Cheteshwar Pujara’s marathon double hundred complemented by Wriddhiman Saha’s dogged century put India in complete command with an imposing total of 603 for 9 against Australia on the fourth day of the third cricket Test.
With a substantial lead of 152 in their kitty, Indian bowlers then went all out as Australia were tottering at 23 for 2 when stumps were drawn.
Ravindra Jadeja (2/6) got a couple of deliveries to land on the rough and breach through the defences of David Warner (14) and Nathan Lyon (2).
An overjoyed Virat Kohli was seen patting his heavily strapped injured shoulder after Warner’s dismissal, an obvious reference to Glenn Maxwell’s mocking yesterday.
The match has undoubtedly been set up by Pujara’s (202) marathon vigil which lasted for more than 11 hours (672 minutes).
He faced 525 deliveries — most by any Indian batsman in an innings surpassing Rahul Dravid’s Indian record of 495 balls against Pakistan at Rawalpindi back in 2004.
The Saurashtra right-hander hit 21 boundaries in his third Test double hundred adding a record 199 runs for the seventh wicket stand which could well prove to be a game-changer.
Wriddhiman also played his part to perfection en route his career-best score of 117.
This was the third Test century for the wicketkeeper-batsman, who has now cemented his place in the team. He faced 233 balls hitting eight fours and a six.
Jadeja (54, 55 balls) used the long handle to good effect and stretched the lead to 150 plus with the Australian bowlers finding little assistance from the surface.
Left-arm spinner Steve O’Keefe sent down a record 77 overs picking 3/196 in the process. The number of overs bowled by O’Keefe is highest by an overseas bowler on Indian soil.
Comeback man Pat Cummins was the most successful bowler bagging 4/106 in 39 overs. It was a laudable effort considering the pace at which he bowls and the fact that he was playing Test cricket after a long time.
But Nathan Lyon (1/163 in 46 overs) was a disappointment once again.
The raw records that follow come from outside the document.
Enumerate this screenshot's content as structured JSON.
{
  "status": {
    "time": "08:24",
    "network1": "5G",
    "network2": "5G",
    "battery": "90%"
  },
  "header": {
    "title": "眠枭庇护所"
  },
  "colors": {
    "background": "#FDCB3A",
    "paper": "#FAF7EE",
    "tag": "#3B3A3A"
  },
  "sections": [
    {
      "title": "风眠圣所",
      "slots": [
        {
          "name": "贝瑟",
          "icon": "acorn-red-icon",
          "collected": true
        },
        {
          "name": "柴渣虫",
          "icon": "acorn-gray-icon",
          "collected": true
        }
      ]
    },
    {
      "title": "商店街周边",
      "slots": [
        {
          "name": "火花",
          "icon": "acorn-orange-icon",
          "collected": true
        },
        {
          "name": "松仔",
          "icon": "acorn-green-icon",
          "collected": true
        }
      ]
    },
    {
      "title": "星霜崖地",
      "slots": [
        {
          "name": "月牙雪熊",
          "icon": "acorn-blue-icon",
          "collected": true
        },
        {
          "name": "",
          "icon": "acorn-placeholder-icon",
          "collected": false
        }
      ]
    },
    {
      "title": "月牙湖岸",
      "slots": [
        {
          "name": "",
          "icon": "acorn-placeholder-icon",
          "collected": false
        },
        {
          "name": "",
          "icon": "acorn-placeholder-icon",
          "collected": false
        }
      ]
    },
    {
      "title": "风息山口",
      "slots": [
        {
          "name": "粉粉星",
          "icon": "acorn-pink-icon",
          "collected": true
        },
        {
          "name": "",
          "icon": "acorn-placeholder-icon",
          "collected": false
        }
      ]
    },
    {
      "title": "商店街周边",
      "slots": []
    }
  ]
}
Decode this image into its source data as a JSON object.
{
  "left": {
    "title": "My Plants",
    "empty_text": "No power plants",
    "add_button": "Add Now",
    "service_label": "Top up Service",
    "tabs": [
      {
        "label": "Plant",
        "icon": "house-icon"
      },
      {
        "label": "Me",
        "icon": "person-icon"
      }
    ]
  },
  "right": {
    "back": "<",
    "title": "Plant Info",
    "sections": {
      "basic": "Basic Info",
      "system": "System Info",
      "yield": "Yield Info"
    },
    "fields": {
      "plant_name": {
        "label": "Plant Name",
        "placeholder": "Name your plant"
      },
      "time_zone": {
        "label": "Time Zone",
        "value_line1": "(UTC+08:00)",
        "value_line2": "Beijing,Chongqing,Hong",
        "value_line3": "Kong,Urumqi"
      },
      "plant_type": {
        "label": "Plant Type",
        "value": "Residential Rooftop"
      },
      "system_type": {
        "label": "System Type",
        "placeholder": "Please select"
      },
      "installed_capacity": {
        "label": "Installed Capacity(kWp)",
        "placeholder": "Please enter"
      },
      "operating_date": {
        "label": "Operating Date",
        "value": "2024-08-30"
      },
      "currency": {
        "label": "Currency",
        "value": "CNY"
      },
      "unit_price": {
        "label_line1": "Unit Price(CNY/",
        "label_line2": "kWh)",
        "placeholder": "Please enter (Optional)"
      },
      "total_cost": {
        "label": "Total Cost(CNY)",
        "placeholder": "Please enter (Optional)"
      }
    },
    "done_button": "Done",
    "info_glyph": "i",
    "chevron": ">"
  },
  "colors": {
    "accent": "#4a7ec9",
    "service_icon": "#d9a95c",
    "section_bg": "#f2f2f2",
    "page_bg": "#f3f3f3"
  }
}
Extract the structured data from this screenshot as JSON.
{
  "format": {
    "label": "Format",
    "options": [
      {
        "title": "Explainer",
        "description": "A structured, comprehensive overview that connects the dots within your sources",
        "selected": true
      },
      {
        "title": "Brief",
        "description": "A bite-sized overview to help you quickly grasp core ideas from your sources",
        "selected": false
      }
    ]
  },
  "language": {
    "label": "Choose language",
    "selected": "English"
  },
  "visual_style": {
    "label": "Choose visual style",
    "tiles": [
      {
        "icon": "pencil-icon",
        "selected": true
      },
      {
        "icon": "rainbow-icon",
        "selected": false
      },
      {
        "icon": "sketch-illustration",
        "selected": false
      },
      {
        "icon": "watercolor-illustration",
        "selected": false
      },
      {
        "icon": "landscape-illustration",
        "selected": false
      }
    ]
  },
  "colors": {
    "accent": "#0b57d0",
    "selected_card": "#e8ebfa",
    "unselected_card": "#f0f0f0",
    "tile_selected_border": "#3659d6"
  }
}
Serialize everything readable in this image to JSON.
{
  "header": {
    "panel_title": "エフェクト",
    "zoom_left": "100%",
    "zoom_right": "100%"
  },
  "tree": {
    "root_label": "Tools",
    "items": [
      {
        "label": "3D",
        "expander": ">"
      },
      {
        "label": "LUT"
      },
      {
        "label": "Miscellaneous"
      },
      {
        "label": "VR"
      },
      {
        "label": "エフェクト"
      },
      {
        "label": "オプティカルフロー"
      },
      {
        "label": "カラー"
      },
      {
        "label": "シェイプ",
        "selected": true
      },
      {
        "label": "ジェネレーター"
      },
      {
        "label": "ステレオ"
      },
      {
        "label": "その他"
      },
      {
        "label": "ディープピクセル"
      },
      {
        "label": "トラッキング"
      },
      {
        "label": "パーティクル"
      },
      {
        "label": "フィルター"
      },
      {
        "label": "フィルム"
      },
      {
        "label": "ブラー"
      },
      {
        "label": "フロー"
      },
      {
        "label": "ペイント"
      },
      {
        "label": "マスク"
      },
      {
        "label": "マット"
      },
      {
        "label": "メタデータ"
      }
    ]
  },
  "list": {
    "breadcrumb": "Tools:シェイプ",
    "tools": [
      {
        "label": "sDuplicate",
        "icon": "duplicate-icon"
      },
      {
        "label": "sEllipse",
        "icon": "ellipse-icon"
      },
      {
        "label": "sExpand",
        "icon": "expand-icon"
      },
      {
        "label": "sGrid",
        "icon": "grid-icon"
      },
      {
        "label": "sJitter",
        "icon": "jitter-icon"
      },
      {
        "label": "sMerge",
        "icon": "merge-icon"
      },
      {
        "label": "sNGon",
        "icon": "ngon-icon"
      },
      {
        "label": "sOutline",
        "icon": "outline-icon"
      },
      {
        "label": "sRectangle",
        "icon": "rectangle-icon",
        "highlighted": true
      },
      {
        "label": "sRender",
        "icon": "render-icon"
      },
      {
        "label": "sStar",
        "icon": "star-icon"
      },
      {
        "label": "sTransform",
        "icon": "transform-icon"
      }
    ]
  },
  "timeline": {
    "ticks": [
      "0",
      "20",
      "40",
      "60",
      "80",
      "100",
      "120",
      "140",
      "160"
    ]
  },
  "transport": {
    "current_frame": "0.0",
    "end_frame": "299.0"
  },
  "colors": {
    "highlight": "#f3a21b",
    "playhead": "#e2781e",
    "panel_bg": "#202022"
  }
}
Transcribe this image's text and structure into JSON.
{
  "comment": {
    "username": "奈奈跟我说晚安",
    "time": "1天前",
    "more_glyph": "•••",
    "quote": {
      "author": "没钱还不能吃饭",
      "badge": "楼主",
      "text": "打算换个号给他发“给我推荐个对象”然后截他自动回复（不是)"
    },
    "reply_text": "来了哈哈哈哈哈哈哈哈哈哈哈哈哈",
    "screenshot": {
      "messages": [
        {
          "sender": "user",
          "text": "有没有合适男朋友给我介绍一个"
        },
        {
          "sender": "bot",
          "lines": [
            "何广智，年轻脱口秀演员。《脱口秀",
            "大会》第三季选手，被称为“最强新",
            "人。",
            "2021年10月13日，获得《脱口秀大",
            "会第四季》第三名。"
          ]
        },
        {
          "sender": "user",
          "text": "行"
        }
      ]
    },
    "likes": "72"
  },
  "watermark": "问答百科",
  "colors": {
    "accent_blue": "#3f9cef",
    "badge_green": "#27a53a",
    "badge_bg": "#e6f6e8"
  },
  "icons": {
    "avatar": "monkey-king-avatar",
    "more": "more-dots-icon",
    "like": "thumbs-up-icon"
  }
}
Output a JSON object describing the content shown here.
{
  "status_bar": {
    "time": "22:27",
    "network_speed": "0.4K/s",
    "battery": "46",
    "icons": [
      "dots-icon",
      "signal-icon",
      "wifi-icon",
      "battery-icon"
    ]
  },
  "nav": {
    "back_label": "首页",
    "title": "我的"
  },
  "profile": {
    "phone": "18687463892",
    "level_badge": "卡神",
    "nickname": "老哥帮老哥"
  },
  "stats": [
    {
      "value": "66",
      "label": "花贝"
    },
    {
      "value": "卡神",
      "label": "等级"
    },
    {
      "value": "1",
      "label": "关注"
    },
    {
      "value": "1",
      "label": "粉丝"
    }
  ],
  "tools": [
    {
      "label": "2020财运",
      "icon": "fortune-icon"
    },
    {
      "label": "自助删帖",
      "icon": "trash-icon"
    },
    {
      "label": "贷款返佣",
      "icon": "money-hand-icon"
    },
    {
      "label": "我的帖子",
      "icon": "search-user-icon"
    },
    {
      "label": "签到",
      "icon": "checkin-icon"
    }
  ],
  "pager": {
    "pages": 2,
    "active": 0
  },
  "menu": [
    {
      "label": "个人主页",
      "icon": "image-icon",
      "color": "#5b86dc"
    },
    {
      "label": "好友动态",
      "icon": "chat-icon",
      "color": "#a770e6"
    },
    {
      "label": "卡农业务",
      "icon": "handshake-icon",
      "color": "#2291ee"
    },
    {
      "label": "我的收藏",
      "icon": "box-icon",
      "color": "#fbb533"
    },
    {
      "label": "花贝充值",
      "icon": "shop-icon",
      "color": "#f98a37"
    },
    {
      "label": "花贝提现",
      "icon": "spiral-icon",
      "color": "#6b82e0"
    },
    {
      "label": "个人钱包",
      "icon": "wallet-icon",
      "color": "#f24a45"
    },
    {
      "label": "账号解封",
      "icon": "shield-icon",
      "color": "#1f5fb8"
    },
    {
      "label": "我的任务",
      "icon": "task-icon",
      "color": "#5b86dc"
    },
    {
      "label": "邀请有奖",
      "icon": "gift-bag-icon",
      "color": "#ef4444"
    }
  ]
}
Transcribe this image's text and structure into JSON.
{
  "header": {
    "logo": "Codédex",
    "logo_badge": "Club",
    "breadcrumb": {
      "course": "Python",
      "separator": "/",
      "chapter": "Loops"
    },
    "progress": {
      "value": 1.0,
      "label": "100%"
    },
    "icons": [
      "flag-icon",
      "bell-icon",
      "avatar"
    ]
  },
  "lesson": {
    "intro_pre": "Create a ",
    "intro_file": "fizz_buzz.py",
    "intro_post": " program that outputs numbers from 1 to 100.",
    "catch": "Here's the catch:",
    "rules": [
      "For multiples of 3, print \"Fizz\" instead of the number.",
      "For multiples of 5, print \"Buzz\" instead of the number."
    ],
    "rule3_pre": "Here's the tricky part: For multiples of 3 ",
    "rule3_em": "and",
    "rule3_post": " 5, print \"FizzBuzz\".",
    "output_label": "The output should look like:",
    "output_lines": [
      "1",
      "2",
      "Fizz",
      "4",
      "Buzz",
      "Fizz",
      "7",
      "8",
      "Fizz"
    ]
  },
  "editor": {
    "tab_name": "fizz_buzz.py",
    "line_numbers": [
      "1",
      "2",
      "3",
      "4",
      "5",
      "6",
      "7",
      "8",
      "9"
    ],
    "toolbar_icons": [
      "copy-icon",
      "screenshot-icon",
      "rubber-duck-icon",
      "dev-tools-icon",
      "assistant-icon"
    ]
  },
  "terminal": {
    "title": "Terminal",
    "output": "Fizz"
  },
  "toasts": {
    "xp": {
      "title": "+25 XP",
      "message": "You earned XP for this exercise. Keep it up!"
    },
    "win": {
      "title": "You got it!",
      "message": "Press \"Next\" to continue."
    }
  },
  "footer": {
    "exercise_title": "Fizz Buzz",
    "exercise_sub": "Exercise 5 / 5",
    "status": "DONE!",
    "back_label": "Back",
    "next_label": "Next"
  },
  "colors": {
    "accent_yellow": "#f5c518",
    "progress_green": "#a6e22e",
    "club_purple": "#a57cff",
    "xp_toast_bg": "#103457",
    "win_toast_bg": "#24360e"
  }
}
The Indian team did not waver from their safety first approach as 243 runs were scored in the 80 overs that they batted on the day.
The idea was to out-bat the opposition and take the game into the final day which they have successfully done.
Australia, with their strong batting line-up, would be hoping that they can bat out for a draw on the final day before going for the jugular in Dharamsala.
But a fifth day pitch is likely to ask a few tough questions as they still need 129 runs to avoid an innings defeat.